If you want to know if a transistor will work on your PCB, look up the datasheet by googling its model number. It must be an n-channel MOSFET. Then look for one of these graphs:

Gate-to-source voltage vs. Rds(on)
Gate-to-source voltage vs. Drain-to-source current.

At a gate voltage of 4V, you need at least 4A of current, if the resistance of your motor is 1 ohm in the off state. The 85U03GH can do that, and at 4A, it would generate around 0.2W of heat, which is fine. There is a small chance that the switching speed of your microcontroller is not enough for this transistor, but I don't think it will be a problem.

If your microcontroller switches the transistor at a high frequency, the heat generated can be more than 0.2W (can be double of that or more). But it's difficult to calculate when we don't know so many variables. You should test the transistor for possible overheating when the motor is running - put your finger on it or use a thermometer.

So I could try to solder this one?

Yes, it's a good replacement for the old one. Solder it on and then test if it gets hot while the motor is running. As mentioned, it's not possible to calculate the heat dissipation before soldering it, because we don't know the switching current and frequency of the microcontroller.

Okay, I forgot something important in the calculation: The device is battery-powered, so you will have a considerable voltage drop during motor operation, and the battery voltage will drop further as it discharges. This means that the gate doesn't see the full 4V anymore, and the power losses of the MOSFET quickly add up. Assuming the worst case - the controller uses PWM switching at high frequencies and it doesn't use a mechanism to boost the gate voltage - then if the new MOSFET performs slightly worse compared to the original one, it could generate a lot heat and the battery will empty faster.

The best way to know if the replacement is still okay would be if you can identify the model number of the original MOSFET. It starts with STD60N, could it be "STD60NF55L"? That one is almost identical in performance to the MOSFET from your motherboard.
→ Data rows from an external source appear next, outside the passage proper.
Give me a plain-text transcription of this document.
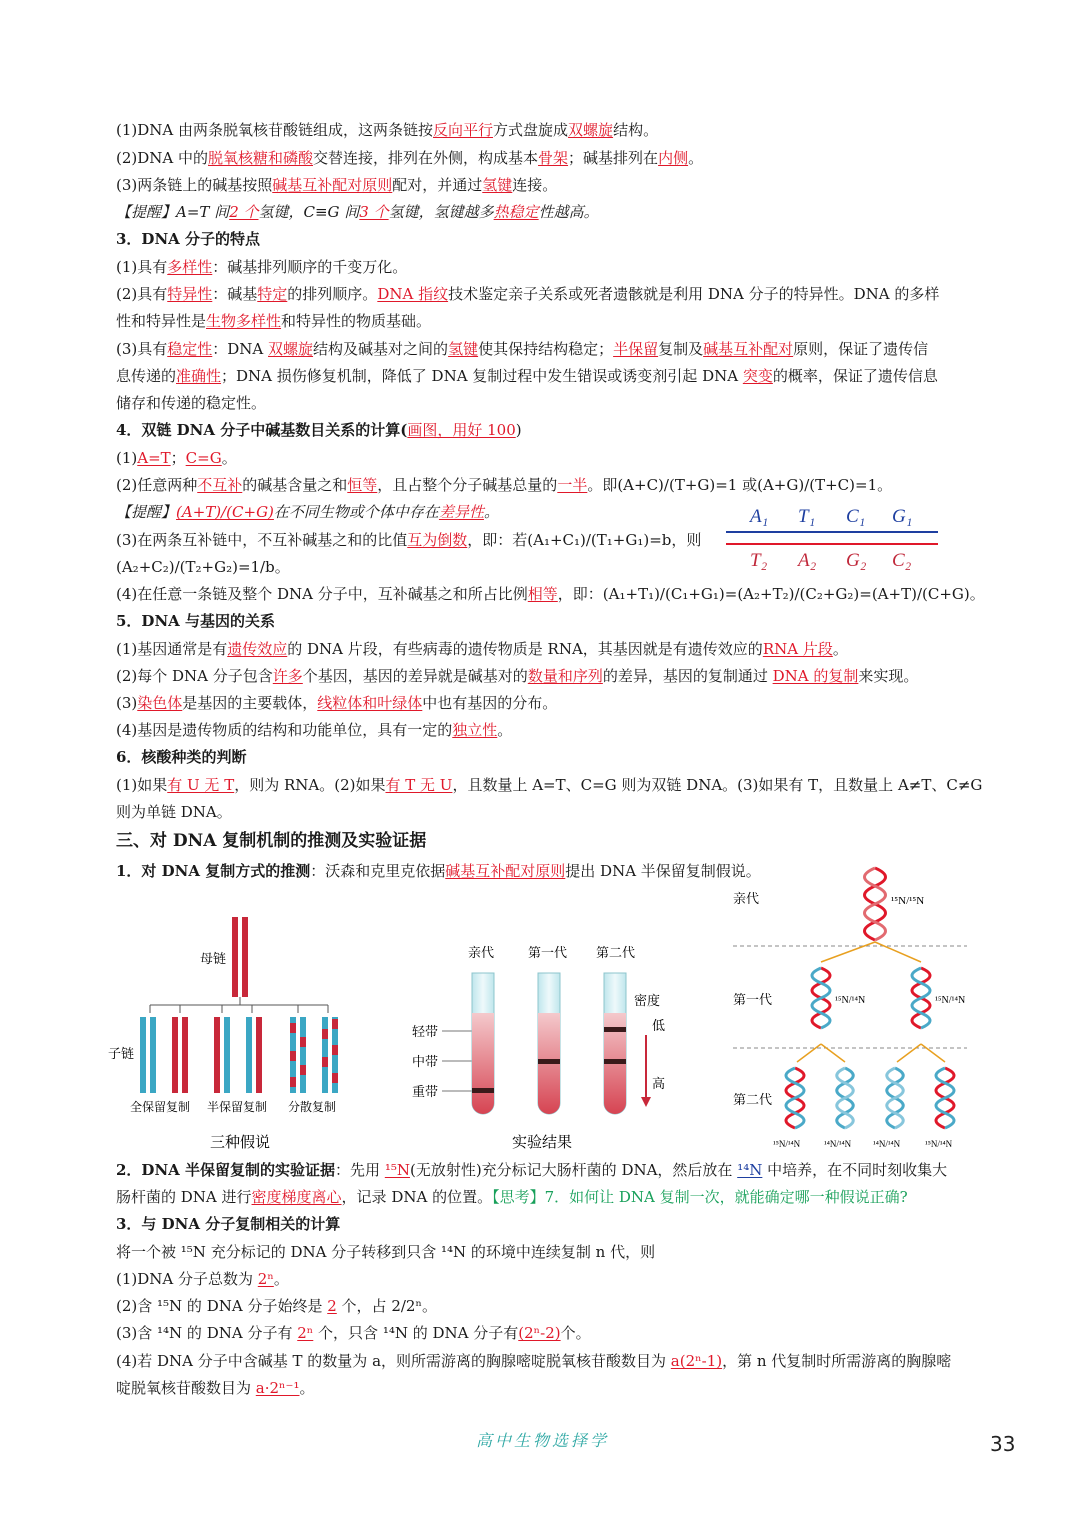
(1)DNA 由两条脱氧核苷酸链组成，这两条链按反向平行方式盘旋成双螺旋结构。
(2)DNA 中的脱氧核糖和磷酸交替连接，排列在外侧，构成基本骨架；碱基排列在内侧。
(3)两条链上的碱基按照碱基互补配对原则配对，并通过氢键连接。
【提醒】A=T 间2 个氢键，C≡G 间3 个氢键，氢键越多热稳定性越高。
3．DNA 分子的特点
(1)具有多样性：碱基排列顺序的千变万化。
(2)具有特异性：碱基特定的排列顺序。DNA 指纹技术鉴定亲子关系或死者遗骸就是利用 DNA 分子的特异性。DNA 的多样
性和特异性是生物多样性和特异性的物质基础。
(3)具有稳定性：DNA 双螺旋结构及碱基对之间的氢键使其保持结构稳定；半保留复制及碱基互补配对原则，保证了遗传信
息传递的准确性；DNA 损伤修复机制，降低了 DNA 复制过程中发生错误或诱变剂引起 DNA 突变的概率，保证了遗传信息
储存和传递的稳定性。
4．双链 DNA 分子中碱基数目关系的计算(画图，用好 100)
(1)A=T；C=G。
(2)任意两种不互补的碱基含量之和恒等，且占整个分子碱基总量的一半。即(A+C)/(T+G)=1 或(A+G)/(T+C)=1。
【提醒】(A+T)/(C+G)在不同生物或个体中存在差异性。
(3)在两条互补链中，不互补碱基之和的比值互为倒数，即：若(A₁+C₁)/(T₁+G₁)=b，则
(A₂+C₂)/(T₂+G₂)=1/b。
A₁ T₁ C₁ G₁
T₂ A₂ G₂ C₂
(4)在任意一条链及整个 DNA 分子中，互补碱基之和所占比例相等，即：(A₁+T₁)/(C₁+G₁)=(A₂+T₂)/(C₂+G₂)=(A+T)/(C+G)。
5．DNA 与基因的关系
(1)基因通常是有遗传效应的 DNA 片段，有些病毒的遗传物质是 RNA，其基因就是有遗传效应的RNA 片段。
(2)每个 DNA 分子包含许多个基因，基因的差异就是碱基对的数量和序列的差异，基因的复制通过 DNA 的复制来实现。
(3)染色体是基因的主要载体，线粒体和叶绿体中也有基因的分布。
(4)基因是遗传物质的结构和功能单位，具有一定的独立性。
6．核酸种类的判断
(1)如果有 U 无 T，则为 RNA。(2)如果有 T 无 U，且数量上 A=T、C=G 则为双链 DNA。(3)如果有 T，且数量上 A≠T、C≠G
则为单链 DNA。
三、对 DNA 复制机制的推测及实验证据
1．对 DNA 复制方式的推测：沃森和克里克依据碱基互补配对原则提出 DNA 半保留复制假说。
母链
子链
全保留复制 半保留复制 分散复制
三种假说
亲代	第一代 第二代
轻带
中带
重带
密度
低
高
实验结果
亲代
第一代
第二代
¹⁵N/¹⁵N
¹⁵N/¹⁴N	¹⁵N/¹⁴N
¹⁵N/¹⁴N	¹⁴N/¹⁴N ¹⁴N/¹⁴N	¹⁵N/¹⁴N
2．DNA 半保留复制的实验证据：先用 ¹⁵N(无放射性)充分标记大肠杆菌的 DNA，然后放在 ¹⁴N 中培养，在不同时刻收集大
肠杆菌的 DNA 进行密度梯度离心，记录 DNA 的位置。【思考】7．如何让 DNA 复制一次，就能确定哪一种假说正确?
3．与 DNA 分子复制相关的计算
将一个被 ¹⁵N 充分标记的 DNA 分子转移到只含 ¹⁴N 的环境中连续复制 n 代，则
(1)DNA 分子总数为 2ⁿ。
(2)含 ¹⁵N 的 DNA 分子始终是 2 个，占 2/2ⁿ。
(3)含 ¹⁴N 的 DNA 分子有 2ⁿ 个，只含 ¹⁴N 的 DNA 分子有(2ⁿ-2)个。
(4)若 DNA 分子中含碱基 T 的数量为 a，则所需游离的胸腺嘧啶脱氧核苷酸数目为 a(2ⁿ-1)，第 n 代复制时所需游离的胸腺嘧
啶脱氧核苷酸数目为 a·2ⁿ⁻¹。
高中生物选择学	33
The main difference is that the latter has a wider range for the gate threshold (1-3V compared to 1-2V), so there's a slight chance of it performing worse than the old one, but it shouldn't be too significant.

I manged to replace the transistor, but still not working. Now with the new transistor in place, what should I measure again to make sure if it is, or not, the same as before?

I have voltage on both motor wires ~ 4.12V.
Meaning, battery black wire + motor black wire = 4.12V. Battery black wire + motor red wire = 4.12V

How is this possible?

asdf53 wrote on Today, 10:12:

The best way to know if the replacement is still okay would be if you can identify the model number of the original MOSFET. It starts with STD60N, could it be "STD60NF55L"? That one is almost identical in performance to the MOSFET from your motherboard. The main difference is that the latter has a wider range for the gate threshold (1-3V compared to 1-2V), so there's a slight chance of it performing worse than the old one, but it shouldn't be too significant.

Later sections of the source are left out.